# Tethering a D800 - connection



## Marc Lucas (Dec 7, 2017)

Hi

The Tether tools orange cable connecting to the D800 is constantly coming loose from the camera. The actual connect is not that tight so is there an additional bracket or some kind of connector that I can fix to the camera so it doesn't come loose. I have contacted Tether Tools but they haven't replied.
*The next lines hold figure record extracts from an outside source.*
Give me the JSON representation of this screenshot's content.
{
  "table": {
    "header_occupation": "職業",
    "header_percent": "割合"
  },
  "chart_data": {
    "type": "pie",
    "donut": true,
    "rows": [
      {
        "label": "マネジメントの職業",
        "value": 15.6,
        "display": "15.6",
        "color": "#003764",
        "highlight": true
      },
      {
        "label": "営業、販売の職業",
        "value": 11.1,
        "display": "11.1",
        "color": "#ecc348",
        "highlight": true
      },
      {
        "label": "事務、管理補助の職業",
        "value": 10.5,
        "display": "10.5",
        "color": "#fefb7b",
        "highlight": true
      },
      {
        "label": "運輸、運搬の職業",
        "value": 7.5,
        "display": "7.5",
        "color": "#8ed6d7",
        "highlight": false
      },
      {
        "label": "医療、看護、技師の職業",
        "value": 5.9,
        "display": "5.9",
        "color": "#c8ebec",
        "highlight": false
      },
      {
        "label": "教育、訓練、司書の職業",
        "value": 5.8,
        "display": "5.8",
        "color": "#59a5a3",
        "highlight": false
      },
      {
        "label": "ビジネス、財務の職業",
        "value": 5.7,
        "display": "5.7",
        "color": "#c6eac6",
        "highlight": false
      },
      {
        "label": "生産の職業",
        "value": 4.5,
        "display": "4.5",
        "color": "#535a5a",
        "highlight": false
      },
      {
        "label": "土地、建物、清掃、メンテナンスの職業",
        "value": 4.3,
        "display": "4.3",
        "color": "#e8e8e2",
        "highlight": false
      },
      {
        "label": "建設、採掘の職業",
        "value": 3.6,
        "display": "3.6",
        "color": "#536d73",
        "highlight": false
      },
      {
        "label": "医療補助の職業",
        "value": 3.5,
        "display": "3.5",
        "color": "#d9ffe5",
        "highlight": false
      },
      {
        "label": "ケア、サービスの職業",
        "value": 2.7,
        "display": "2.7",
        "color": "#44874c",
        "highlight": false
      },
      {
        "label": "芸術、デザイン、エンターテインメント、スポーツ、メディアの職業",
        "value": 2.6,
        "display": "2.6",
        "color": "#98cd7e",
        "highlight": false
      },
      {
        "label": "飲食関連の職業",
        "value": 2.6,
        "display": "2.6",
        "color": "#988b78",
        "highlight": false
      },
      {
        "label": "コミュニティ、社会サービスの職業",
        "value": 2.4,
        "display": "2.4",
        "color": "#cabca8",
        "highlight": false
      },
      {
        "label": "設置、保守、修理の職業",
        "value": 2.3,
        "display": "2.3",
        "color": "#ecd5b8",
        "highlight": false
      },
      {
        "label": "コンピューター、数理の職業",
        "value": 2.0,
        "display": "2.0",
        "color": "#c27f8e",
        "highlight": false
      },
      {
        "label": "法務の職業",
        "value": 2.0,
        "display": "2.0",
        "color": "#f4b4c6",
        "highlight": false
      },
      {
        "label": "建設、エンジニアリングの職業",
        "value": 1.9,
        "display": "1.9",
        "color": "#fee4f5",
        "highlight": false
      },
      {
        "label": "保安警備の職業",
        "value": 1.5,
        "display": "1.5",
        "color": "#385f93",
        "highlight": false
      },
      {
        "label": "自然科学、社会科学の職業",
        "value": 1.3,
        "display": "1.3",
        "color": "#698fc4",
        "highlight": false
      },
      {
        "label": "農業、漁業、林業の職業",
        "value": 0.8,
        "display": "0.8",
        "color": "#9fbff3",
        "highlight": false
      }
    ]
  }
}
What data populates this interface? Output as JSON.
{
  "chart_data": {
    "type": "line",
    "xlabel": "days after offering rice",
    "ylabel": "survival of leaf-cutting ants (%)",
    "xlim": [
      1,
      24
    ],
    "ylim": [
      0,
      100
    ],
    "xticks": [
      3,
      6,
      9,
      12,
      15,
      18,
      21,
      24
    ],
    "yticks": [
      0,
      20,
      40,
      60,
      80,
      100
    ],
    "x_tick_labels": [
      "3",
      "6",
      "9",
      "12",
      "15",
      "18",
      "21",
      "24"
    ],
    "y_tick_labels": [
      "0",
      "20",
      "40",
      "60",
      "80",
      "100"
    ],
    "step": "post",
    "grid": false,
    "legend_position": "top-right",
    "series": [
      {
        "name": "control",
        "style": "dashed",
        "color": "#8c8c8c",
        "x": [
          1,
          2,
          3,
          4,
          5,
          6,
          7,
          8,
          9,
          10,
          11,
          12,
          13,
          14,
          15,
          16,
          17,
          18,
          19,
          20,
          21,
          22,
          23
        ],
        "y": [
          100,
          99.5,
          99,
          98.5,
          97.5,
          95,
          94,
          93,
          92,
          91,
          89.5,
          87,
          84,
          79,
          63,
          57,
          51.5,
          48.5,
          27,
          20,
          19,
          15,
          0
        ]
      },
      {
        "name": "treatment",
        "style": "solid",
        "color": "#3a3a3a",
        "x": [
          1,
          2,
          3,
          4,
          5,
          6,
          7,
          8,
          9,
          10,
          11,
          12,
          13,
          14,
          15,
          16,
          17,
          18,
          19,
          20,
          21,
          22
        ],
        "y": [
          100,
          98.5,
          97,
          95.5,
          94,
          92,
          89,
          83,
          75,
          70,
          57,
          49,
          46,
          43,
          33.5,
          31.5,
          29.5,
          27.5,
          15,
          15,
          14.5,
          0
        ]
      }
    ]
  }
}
There are various other things in the video world to connect USB & HDMIs to cameras so the cables don't come out but haven't seen any for this scenario

This is the connection


----------



## RikkFlohr (Dec 7, 2017)

Gaffer's tape works wonders.


----------



## Linwood Ferguson (Dec 8, 2017)

My boxes are all well up into the attic but didn't it come with a little plastic piece to clip over the cable?


----------



## Linwood Ferguson (Dec 8, 2017)

See bottom right... note I've never used it, indeed am not even sure I still have it, but it says it has one.  Does it not work?


PS.


----------



## clee01l (Dec 8, 2017)

The D810 comes with a similar USB cable clamp that attaches to the door and door housing. Because it is more robust than the one that shipped with the D800/E, I think this was an issue that was corrected in the D810. I've never used one for either my D800E or D810 as I don't often tether.


----------